Bluetooth Low Energy, also known as Bluetooth Smart or Bluetooth 4, is the leading protocol designed for connecting IoT devices, medical equipment, smart homes and like most emerging technologies, security is often an afterthought.
As devices become more and more embedded in our daily lives, vulnerabilities have real impact on our digital and physical security.
Enter the Bluetooth lock, promising digital key convenience with temporary and Internet shareable access. The problem is, almost all of these locks have vulnerabilities, easily exploited via Bluetooth!
DEF CON always has the coolest new hacks and security news, and this year was no exception. The hacking conferences are a great way to get a pulse on the general status of the security world, what people are interested in, worried about, or looking to exploit.
This year clearly had an uptick in Internet of Things (IoT) devices and ways to hack them.
Obviously, we had to go and take a look at the Bluetooth lock hack, and we are not the only ones.

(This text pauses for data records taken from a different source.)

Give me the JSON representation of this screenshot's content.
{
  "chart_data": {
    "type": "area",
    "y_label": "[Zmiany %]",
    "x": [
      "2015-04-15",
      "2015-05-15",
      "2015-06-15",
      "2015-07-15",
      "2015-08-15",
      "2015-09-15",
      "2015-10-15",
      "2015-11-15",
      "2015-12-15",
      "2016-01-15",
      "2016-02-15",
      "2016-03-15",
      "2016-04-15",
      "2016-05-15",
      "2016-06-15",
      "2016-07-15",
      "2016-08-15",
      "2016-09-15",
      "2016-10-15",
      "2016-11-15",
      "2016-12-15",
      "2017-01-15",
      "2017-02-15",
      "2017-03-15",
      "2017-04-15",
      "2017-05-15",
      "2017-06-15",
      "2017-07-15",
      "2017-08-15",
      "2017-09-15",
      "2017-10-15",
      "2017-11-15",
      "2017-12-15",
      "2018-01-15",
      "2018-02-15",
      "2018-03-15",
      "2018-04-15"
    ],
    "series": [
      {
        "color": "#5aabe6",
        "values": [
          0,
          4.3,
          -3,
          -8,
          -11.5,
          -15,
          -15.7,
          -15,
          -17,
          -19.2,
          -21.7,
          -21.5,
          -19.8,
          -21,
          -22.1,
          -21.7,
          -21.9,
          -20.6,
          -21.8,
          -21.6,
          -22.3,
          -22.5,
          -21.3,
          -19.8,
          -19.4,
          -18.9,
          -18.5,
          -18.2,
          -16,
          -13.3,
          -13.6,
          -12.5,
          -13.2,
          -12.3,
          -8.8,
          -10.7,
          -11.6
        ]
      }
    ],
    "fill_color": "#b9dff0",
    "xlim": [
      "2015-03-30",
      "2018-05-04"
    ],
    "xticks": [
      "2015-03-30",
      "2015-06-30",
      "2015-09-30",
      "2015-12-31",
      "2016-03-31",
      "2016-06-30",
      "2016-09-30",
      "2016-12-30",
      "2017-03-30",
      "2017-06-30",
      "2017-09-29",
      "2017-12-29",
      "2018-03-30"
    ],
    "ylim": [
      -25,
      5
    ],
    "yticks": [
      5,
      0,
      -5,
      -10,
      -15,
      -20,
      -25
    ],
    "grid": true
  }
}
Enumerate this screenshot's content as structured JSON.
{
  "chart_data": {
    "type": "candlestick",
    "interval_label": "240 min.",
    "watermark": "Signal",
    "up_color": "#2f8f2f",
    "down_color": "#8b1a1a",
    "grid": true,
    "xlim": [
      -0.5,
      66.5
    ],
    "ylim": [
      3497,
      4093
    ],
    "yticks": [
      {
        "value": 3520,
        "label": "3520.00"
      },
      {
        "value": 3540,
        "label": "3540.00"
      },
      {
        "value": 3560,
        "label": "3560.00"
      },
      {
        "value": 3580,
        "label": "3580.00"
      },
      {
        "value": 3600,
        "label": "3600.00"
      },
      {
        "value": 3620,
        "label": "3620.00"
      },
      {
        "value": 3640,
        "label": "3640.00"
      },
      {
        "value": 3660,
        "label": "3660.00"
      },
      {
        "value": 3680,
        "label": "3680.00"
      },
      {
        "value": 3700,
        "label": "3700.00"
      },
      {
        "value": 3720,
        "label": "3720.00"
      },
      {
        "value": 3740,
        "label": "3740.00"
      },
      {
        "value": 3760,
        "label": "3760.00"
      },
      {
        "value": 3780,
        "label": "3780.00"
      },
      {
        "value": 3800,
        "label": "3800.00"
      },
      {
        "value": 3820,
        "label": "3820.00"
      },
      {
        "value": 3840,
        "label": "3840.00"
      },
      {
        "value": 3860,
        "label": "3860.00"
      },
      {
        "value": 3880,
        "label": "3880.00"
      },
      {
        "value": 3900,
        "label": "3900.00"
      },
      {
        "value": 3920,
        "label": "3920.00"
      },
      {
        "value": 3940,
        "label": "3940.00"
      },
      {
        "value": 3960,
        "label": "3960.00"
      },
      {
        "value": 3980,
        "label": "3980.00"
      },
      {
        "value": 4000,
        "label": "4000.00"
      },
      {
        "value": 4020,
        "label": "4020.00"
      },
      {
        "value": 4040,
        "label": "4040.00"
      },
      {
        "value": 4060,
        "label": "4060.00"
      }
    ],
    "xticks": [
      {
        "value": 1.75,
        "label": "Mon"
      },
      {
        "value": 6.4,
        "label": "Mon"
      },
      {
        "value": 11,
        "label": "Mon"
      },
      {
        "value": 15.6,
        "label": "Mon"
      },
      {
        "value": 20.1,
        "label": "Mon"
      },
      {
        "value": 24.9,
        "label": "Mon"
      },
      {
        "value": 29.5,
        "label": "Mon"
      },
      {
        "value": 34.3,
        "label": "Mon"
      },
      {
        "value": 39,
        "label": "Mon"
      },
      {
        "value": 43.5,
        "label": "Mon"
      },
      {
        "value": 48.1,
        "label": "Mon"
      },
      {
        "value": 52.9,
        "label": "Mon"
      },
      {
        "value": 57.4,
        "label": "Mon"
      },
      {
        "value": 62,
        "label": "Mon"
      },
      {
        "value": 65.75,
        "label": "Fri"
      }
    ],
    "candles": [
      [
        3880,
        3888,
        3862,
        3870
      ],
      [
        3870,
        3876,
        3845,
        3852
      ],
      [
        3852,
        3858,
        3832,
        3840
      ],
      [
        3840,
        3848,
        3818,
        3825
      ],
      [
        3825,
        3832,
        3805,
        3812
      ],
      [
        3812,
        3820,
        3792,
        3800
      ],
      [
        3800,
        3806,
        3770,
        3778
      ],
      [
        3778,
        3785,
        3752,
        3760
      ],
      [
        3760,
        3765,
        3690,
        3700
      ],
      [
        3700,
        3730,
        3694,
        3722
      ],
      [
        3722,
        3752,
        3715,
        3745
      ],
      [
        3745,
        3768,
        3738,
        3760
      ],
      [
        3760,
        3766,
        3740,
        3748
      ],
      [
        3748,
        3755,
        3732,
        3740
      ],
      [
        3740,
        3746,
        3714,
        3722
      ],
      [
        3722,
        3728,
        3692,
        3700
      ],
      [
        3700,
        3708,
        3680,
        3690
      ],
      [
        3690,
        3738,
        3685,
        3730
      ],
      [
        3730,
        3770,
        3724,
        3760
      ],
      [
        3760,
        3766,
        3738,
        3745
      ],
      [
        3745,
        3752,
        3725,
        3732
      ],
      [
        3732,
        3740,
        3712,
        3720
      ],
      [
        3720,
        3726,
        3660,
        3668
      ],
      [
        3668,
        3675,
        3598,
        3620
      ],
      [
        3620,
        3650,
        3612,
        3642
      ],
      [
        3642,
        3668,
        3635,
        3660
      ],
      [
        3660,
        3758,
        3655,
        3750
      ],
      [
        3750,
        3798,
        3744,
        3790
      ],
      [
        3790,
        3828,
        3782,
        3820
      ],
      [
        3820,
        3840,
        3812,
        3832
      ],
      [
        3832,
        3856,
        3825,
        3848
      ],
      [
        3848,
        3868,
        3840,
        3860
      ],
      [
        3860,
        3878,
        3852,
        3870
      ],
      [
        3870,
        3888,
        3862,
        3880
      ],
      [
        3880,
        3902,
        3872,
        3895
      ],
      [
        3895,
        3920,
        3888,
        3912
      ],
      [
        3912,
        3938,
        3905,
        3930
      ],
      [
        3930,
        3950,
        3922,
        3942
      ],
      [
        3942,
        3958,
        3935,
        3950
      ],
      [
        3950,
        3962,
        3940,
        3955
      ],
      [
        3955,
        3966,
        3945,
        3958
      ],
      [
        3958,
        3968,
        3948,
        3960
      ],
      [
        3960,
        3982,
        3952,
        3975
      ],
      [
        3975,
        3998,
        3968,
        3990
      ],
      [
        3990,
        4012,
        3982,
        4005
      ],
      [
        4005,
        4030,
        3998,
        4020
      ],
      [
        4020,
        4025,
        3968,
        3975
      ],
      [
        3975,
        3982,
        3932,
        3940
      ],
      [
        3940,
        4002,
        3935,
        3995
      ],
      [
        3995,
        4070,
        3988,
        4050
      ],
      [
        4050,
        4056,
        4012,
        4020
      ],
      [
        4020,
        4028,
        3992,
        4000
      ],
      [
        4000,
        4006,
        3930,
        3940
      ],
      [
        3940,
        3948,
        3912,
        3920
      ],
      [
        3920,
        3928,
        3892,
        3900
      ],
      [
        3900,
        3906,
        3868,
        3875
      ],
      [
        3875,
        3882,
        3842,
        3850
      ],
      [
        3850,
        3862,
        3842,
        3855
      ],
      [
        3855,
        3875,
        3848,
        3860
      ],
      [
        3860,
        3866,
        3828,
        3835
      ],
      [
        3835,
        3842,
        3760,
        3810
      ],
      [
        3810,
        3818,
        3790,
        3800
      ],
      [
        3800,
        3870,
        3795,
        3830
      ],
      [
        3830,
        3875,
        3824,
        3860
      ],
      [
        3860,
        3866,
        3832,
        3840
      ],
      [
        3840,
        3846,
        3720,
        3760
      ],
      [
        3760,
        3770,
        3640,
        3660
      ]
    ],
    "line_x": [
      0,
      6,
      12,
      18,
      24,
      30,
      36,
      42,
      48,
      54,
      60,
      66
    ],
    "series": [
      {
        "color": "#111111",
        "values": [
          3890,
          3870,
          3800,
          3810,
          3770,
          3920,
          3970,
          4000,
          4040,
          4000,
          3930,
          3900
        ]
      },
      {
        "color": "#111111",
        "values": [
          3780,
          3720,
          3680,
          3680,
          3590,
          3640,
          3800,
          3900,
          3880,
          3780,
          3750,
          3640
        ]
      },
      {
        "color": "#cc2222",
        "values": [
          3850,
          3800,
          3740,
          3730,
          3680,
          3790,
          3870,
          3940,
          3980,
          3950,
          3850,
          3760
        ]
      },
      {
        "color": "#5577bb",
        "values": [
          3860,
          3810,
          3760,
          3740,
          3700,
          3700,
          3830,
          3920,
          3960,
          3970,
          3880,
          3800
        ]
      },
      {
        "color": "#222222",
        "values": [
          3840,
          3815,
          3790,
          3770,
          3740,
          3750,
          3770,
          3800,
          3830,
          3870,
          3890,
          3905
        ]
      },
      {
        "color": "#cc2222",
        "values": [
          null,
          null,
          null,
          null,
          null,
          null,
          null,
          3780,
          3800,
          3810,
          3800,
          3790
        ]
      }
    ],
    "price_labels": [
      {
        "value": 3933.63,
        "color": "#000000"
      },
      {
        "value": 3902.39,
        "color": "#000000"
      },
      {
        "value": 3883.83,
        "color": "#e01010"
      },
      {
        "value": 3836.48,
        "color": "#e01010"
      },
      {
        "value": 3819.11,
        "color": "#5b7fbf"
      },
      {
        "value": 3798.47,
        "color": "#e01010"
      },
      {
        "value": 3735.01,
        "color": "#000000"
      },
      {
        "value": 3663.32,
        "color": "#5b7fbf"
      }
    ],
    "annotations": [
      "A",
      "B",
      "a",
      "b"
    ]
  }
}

There were articles in a number of security and general tech sites about how vulnerable some of these locks are – a shocking 75% of them could be hacked relatively easily, and one reported to have great security could actually be broken into with a screwdriver.
The locks were from companies like BlueLock, Kwikset, Noke, August, BitLock, and QuickLock.
How to Hack a Bluetooth Lock:
There have been a number of different researchers who have tackled this problem, but Anthony Rose and Ben Ramsay out of Merculite Security did a great job of thoroughly going through a significant number of them, documenting the hacks and contacting the manufacturers.
Look for plaintext passwords: Many of the locks had passwords but were simply transmitting them in plaintext. Anyone with a decent Bluetooth sniffer like Ubertooth and some effort has just owned your password
Replay the signal: OK, great you’ve built in awesome encryption and I can’t possibly hope to read and decrypt the signal you just sent to that lock. But I just capture and replay what you just sent, and the door opens wide.
Man in the Middle: Here I am, using one of the many Man in the Middle tools to sit in the middle of your connection and control everything you’re transmitting to the device. There’s *definitely* no way I could change what you’re transmitting (say, to keep the deadbolt from hearing a "lock" command).
The great news is that we found a video of Zero_Chaos and Granolocks at Pwnie Express that show all of this stuff in action and tools you can actually use to detect these hacks in action.
Locks are not the only Bluetooth devices shown to be vulnerable. Here’s a quick list of just some of the devices that have already been found vulnerable:Cars
Teakettles and coffee machines
Medical devices (including implanted ones)
This news should be worrying for people who have invested in a cheap Bluetooth lock for their convenience, and such attacks could be a real problem just waiting to happen.